6 Gorgeous Heirloom Bean Varieties You Need for 2016
Right now is a great time to eat more pulses, but don’t think that means the same old lentils and kidney beans.
As you may know, the UN General Assembly has declared 2016 the “International Year of the Pulses.” Pulses are grain legumes like lentils, chickpeas, dry peas and dry beans. What’s so great about them? Well, according to the Global Pulse Federation, they’re a great source of protein, fiber and vitamins. They’re also good for the planet: Growing one pound of pulses takes 43 gallons of water, whereas one pound of soy takes 216 gallons and one pound of beef takes over 1,000 gallons. And, unlike many other plants, pulses are “nitrogen fixers.” This means they are able to draw nitrogen out of the air and put it into the soil in the form of “nitrogen nodules” on their roots. Nitrogen is an essential nutrient for plants, so fixing is vital for soil and crop health.
So yes, pulses are great and we should all eat them, but don’t think you’re stuck with plain old lentils and kidney beans. Companies like Rancho Gordo, Zürsun Idaho Heirloom Beans and North Bay Trading Co. are selling heirloom beans, which are grown from seeds that have been handed down through generations and preserved for distinctive traits like looks or taste. The results can be uniquely delicious and even beautiful. While many of the skin markings and patterns fade in the cooking process, heirloom beans are still a delicious way to enrich your diet and encourage sustainable farming. Here are 6 stunning varieties to look out for.
© Laura Berman / Design Pics / Getty Images
Yes, they’re lima beans, but with their red Rorschach-like markings, christmas limas (also called chestnut limas or calico beans) are some of the most beautiful legumes around. They’re large like standard limas, but have a bold, chestnut flavor. They’re perfect for hearty winter soups, stews and gratins. $5.95 for 1 lb., ranchogordo.com.
© Laszlo Podor Photography / Getty Images
Scarlet runner beans (also called Oregon lima bean, aycoctl, ayocote) are native to Central America. They are versatile and can be cooked in a variety of different dishes. They are excellent for salads, but take on a luscious, creamy texture when long-cooked in stews and soups. $5.95 for 1 lb., ranchogordo.com.
© alle12 / Getty Images
The colorful borlotti (also called cranberry or romano) is a variety of common bean that’s popular in Italy. The beans have a nutty flavor and create a rich, starchy broth when cooked.

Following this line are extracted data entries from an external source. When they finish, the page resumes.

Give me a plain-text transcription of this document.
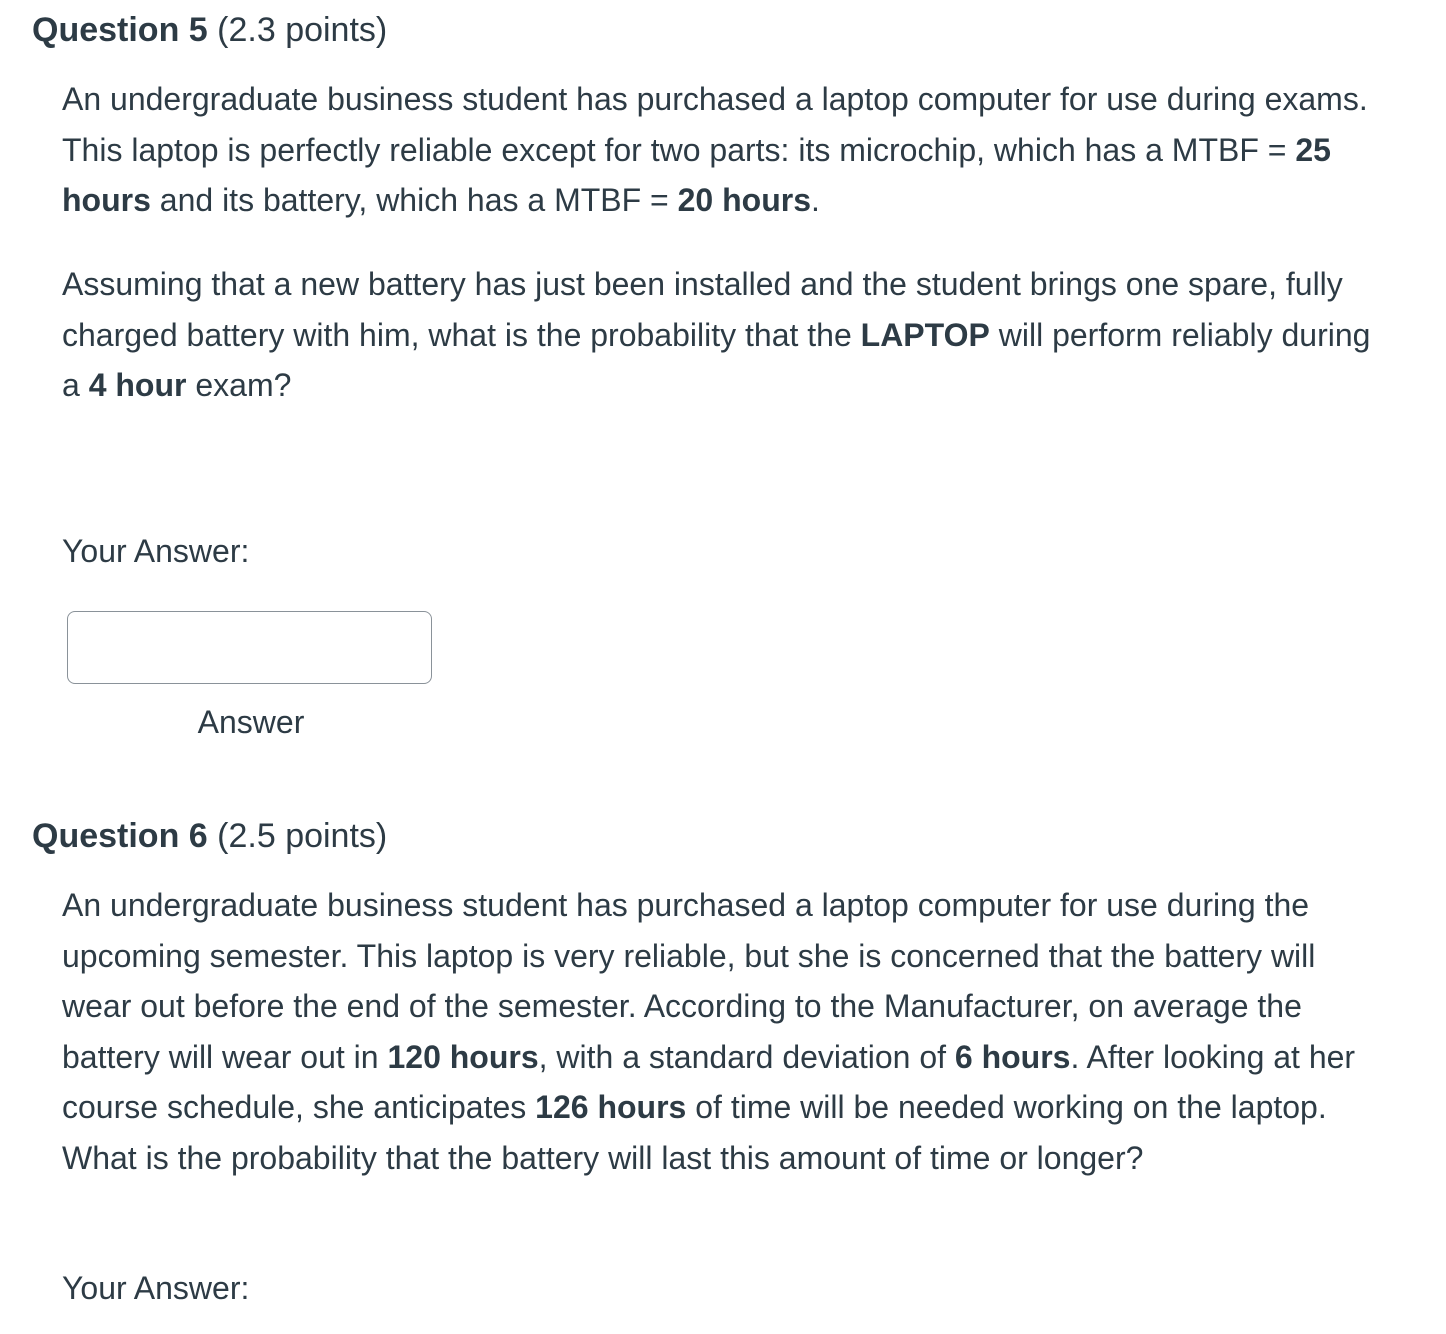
Question 5 (2.3 points)

An undergraduate business student has purchased a laptop computer for use during exams. This laptop is perfectly reliable except for two parts: its microchip, which has a MTBF = 25 hours and its battery, which has a MTBF = 20 hours.

Assuming that a new battery has just been installed and the student brings one spare, fully charged battery with him, what is the probability that the LAPTOP will perform reliably during a 4 hour exam?

Your Answer:
Answer
Question 6 (2.5 points)

An undergraduate business student has purchased a laptop computer for use during the upcoming semester. This laptop is very reliable, but she is concerned that the battery will wear out before the end of the semester. According to the Manufacturer, on average the battery will wear out in 120 hours, with a standard deviation of 6 hours. After looking at her course schedule, she anticipates 126 hours of time will be needed working on the laptop. What is the probability that the battery will last this amount of time or longer?

Your Answer:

Use them for soups, sauces and refried beans, where their velvety texture can really shine. $5.95 for 1 lb., ranchogordo.com.
© Sue Ding / iStock
The appaloosa bean has a slightly elongated shape and is actually a cross between a red kidney bean and a pinto bean. Its name comes from its distinctive duotone markings, which resemble the majestic Appaloosa ponies of the Nez Perce tribe of the Pacific Northwest. They can be used in salads, or classic stewed dishes like Drunken Beans. $9.28 for 1 lb., northbaytrading.com.

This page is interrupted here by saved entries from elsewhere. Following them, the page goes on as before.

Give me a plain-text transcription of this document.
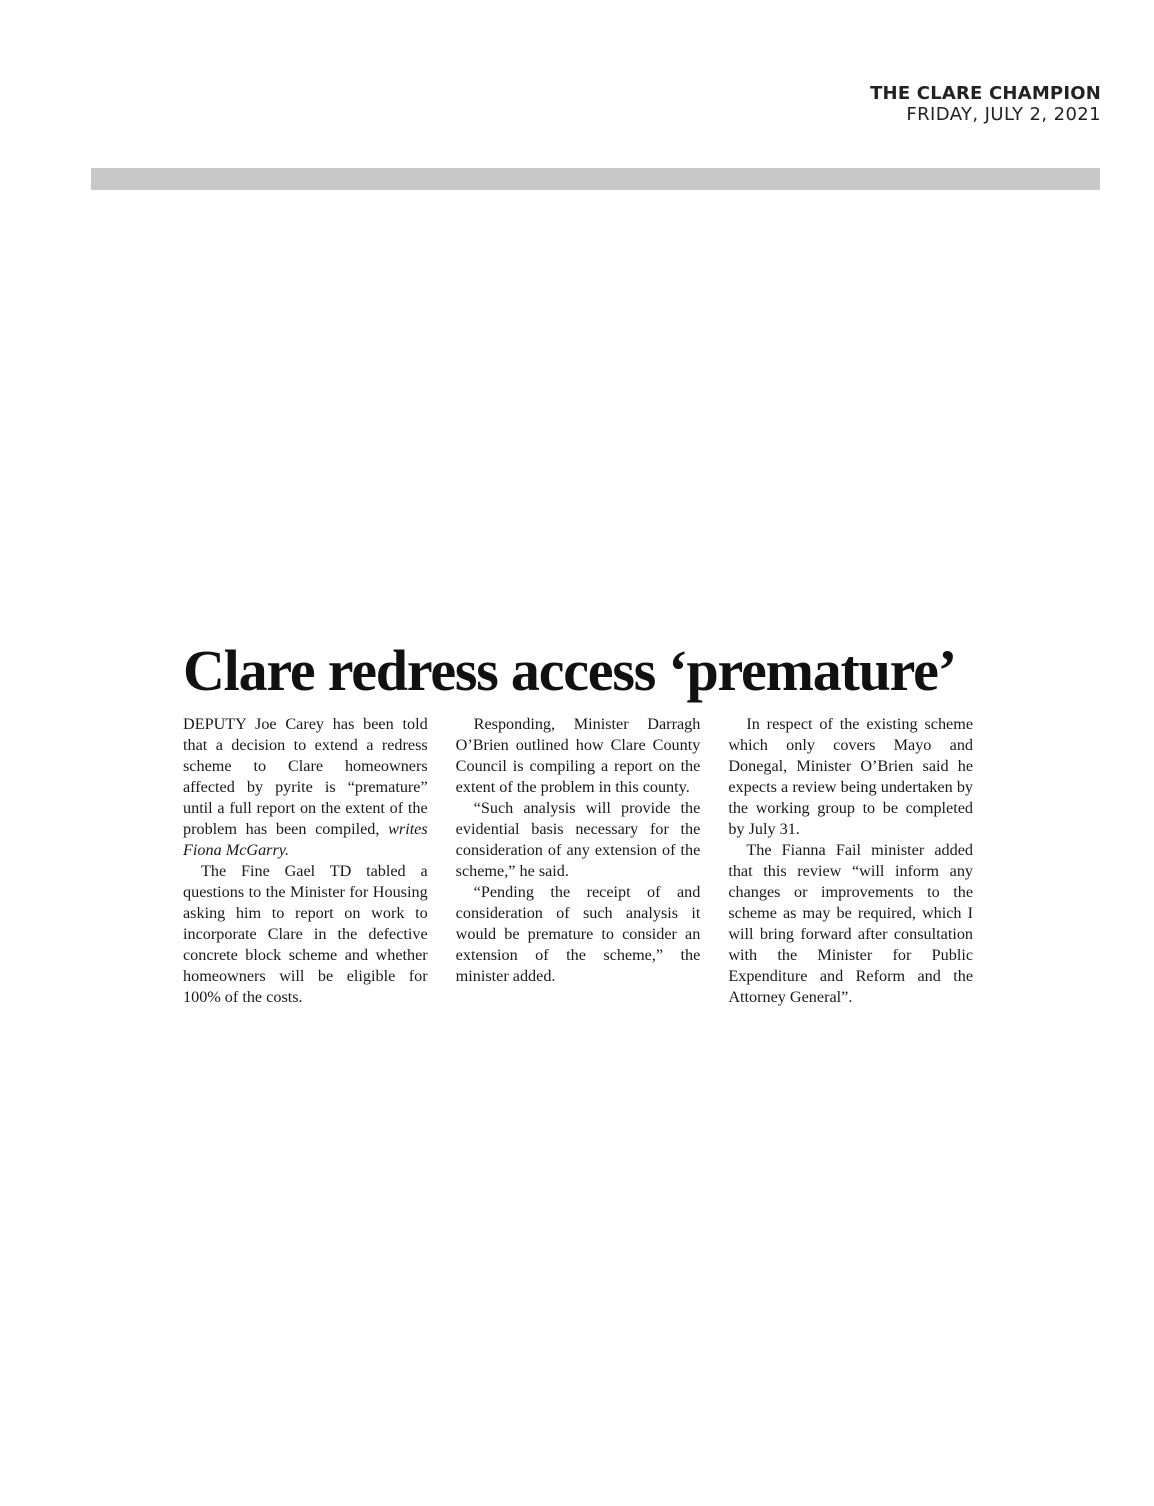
THE CLARE CHAMPION
FRIDAY, JULY 2, 2021
Clare redress access ‘premature’

DEPUTY Joe Carey has been told that a decision to extend a redress scheme to Clare homeowners affected by pyrite is “premature” until a full report on the extent of the problem has been compiled, writes Fiona McGarry.

The Fine Gael TD tabled a questions to the Minister for Housing asking him to report on work to incorporate Clare in the defective concrete block scheme and whether homeowners will be eligible for 100% of the costs.

Responding, Minister Darragh O’Brien outlined how Clare County Council is compiling a report on the extent of the problem in this county.

“Such analysis will provide the evidential basis necessary for the consideration of any extension of the scheme,” he said.

“Pending the receipt of and consideration of such analysis it would be premature to consider an extension of the scheme,” the minister added.

In respect of the existing scheme which only covers Mayo and Donegal, Minister O’Brien said he expects a review being undertaken by the working group to be completed by July 31.

The Fianna Fail minister added that this review “will inform any changes or improvements to the scheme as may be required, which I will bring forward after consultation with the Minister for Public Expenditure and Reform and the Attorney General”.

© Steve Sando / Rancho Gordo
It’s not difficult to see why this striking, monochromatic variety is sometimes known as “orca” (though this term can refer to other black-and-white varieties, such as calypso, as well). They’re on the smaller side, similar to black beans, and hold their shape well in cooking. They have a light flavor and their black spots make a delicious, black, inky broth. They’re perfectly suited to chilis and stews, but can be used in soups and salads as well. $5.95 for 1 lb., ranchogordo.com.

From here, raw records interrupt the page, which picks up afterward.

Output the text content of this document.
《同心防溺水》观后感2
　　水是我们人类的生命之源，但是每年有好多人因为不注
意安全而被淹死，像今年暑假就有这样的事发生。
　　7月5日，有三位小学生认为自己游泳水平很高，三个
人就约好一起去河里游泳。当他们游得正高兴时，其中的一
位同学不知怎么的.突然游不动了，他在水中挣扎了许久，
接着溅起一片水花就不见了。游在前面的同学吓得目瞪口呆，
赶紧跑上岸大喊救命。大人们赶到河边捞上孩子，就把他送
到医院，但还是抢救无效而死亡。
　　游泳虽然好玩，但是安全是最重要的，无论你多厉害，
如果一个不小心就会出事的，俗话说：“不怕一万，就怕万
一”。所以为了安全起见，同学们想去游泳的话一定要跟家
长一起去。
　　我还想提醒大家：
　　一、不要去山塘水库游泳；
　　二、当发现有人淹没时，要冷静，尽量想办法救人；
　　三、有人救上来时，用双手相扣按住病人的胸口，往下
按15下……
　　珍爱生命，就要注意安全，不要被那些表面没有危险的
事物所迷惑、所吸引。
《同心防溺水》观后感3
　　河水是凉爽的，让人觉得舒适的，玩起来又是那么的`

© Paul Grossmann / Getty Images
Anasazi beans are closely related to vaqueros and named for the Native American tribe that first cultivated them. They are similar in size and shape to a small pinto bean, with maroon and white skins that turn pink during cooking. Frequently used in Southwestern and Latin cuisines, they are a natural choice for refried or baked beans.$5.06 for 1 lb., northbaytrading.com.